9. What is the solution for South Africa?

Strate has launched its centralised, market-wide integrated tri-party collateral management service to complement current collateral management functions within financial institutions. This service aims to improve the tracking and efficient use of collateral management in South Africa.

Strate’s Collateral Management Services can manage bonds, equities, money markets and other eligible asset classes in multi-currencies

a. This service brings the following benefits to the South African financial markets:

  • standardisation of collateral operations, message types and timelines across counterparts;
  • near-time collateral movements of cash (through central bank payments) and securities (by leveraging Strate’s existing position as South Africa’s CSD);
  • the ability to automatically manage bilateral eligibility criteria of collateral regularly on an intra-day basis;
  • automatically allocate the cheapest way to deliver securities against open exposures;
  • automatic management of collateral top-ups, returns and cash margin calls;
  • automatic substitutions within the bilaterally defined eligibility criteria;
  • internal and market-wide optimisation of collateral;
  • improved market liquidity;
  • improved asset safety:
    • mandatory use of Segregated Depository Accounts (SDAs);
    • perfecting pledges; and
    • tracking of all collateral movements – prevention of unauthorised reuse and controlled reuse.
  • Reduction in operational and settlement risk and the concomitant administrative burden associated with using securities as collateral.

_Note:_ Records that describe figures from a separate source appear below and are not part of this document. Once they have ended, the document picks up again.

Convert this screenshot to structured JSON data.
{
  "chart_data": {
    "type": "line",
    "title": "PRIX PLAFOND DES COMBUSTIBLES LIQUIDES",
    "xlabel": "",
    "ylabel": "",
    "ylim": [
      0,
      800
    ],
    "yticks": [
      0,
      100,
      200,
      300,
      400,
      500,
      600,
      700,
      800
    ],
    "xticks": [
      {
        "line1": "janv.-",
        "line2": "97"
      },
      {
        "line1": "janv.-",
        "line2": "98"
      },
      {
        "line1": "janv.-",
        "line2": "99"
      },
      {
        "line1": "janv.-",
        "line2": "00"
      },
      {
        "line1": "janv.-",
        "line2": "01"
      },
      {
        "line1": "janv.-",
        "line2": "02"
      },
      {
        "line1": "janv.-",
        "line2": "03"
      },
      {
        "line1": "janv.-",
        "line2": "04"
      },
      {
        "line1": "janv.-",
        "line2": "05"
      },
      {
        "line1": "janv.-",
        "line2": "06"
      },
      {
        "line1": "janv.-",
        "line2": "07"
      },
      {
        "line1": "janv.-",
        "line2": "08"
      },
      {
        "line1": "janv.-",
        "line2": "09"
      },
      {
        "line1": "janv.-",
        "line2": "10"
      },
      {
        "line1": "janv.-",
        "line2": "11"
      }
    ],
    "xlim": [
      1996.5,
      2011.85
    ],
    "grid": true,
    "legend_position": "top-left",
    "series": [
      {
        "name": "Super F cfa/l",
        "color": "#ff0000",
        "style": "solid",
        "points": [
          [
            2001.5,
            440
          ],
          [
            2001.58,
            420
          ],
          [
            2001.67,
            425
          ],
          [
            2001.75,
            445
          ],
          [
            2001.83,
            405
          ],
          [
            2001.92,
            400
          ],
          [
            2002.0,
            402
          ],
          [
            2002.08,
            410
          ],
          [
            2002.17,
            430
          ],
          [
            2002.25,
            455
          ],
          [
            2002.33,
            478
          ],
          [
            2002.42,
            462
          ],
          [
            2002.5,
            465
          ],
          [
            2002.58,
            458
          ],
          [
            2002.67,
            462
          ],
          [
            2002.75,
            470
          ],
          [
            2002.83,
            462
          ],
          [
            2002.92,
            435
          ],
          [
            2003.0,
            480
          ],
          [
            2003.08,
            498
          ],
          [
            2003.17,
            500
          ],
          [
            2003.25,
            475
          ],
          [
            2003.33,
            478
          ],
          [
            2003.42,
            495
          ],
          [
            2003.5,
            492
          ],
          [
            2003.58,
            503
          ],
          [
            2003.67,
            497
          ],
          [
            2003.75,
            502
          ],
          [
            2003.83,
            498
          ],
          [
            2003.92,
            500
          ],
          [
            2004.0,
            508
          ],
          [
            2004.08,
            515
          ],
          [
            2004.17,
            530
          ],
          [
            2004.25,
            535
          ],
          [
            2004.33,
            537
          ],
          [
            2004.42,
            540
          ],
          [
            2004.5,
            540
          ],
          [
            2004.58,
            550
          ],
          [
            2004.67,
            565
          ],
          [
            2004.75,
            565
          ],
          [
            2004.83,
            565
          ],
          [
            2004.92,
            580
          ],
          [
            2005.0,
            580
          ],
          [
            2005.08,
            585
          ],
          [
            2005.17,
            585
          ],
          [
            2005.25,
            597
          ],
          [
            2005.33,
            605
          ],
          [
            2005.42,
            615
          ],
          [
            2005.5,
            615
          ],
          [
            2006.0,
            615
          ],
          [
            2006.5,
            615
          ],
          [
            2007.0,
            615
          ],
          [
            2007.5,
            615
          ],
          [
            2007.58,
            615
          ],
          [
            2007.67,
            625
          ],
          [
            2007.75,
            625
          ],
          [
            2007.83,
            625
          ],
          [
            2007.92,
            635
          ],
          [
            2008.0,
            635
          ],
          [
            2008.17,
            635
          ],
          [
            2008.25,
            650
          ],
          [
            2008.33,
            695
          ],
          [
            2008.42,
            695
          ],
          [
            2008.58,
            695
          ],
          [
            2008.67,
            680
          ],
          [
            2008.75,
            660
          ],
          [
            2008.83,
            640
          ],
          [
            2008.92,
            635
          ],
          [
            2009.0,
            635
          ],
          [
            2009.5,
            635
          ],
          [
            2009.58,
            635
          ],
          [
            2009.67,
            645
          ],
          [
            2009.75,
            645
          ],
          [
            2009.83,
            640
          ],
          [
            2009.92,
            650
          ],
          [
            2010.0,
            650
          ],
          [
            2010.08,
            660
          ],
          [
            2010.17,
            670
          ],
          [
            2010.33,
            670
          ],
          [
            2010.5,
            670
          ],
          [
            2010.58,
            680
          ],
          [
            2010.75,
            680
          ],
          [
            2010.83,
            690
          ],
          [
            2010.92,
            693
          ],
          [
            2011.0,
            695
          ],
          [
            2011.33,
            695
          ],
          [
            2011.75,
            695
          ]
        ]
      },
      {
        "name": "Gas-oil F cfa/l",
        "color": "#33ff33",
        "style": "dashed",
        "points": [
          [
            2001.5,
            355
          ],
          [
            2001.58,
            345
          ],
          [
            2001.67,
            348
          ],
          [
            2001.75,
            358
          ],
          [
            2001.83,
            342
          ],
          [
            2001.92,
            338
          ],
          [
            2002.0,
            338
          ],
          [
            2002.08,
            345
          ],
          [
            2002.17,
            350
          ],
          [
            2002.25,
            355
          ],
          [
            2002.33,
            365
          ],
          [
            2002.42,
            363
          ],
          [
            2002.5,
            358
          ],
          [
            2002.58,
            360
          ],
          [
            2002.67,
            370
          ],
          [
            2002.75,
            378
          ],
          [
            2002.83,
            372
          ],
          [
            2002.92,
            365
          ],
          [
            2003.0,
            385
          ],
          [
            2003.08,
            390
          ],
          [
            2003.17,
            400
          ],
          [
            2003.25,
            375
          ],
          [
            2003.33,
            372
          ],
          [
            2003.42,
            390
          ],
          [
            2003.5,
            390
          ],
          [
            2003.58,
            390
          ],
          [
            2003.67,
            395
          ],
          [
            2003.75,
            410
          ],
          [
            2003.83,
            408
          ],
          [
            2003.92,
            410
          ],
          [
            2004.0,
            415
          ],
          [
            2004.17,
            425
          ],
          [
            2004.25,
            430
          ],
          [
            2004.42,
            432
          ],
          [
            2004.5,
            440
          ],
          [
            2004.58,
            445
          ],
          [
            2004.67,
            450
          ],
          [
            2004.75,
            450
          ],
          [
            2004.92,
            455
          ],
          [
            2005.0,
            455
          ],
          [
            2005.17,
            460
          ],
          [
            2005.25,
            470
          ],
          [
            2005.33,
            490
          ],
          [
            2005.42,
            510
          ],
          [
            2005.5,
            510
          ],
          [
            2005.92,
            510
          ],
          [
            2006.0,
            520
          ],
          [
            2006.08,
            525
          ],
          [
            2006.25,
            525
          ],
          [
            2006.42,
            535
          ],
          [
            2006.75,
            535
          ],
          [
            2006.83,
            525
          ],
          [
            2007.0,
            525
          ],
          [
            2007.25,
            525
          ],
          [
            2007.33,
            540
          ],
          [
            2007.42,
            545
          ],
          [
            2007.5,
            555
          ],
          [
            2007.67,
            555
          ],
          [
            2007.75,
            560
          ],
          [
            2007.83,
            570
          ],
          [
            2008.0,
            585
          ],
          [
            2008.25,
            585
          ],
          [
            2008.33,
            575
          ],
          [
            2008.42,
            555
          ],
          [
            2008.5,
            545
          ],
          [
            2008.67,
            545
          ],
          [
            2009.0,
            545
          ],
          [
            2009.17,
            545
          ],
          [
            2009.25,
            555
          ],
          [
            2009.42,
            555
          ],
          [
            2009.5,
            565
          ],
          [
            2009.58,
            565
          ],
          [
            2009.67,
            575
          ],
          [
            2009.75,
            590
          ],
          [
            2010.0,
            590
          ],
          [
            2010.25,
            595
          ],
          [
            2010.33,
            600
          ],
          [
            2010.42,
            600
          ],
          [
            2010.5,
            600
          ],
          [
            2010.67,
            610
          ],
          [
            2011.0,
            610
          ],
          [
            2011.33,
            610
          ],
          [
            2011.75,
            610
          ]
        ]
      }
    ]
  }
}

10. A global approach to collateral management: The Liquidity Alliance

Strate is one of the initial five members of the Liquidity Alliance, a group of CSDs that have joined forces to collaborate on a global solution for collateral management. The Alliance gives members an opportunity to exchange information, identify common needs and extend global collateral solutions while encouraging the development of informed research. All members of the Alliance operate off the Clearstream platform, which will also pave the way for cross-border collateralisation in the future.

The initial members of the Alliance are as follows:

  • ASX, Australian Stock Exchange;
  • Cetip, one of the Brazilian CSDs;
  • Clearstream, the German and Luxembourg-based international CSD;
  • Iberclear, the CSD in Spain; and
  • Strate, the CSD in South Africa.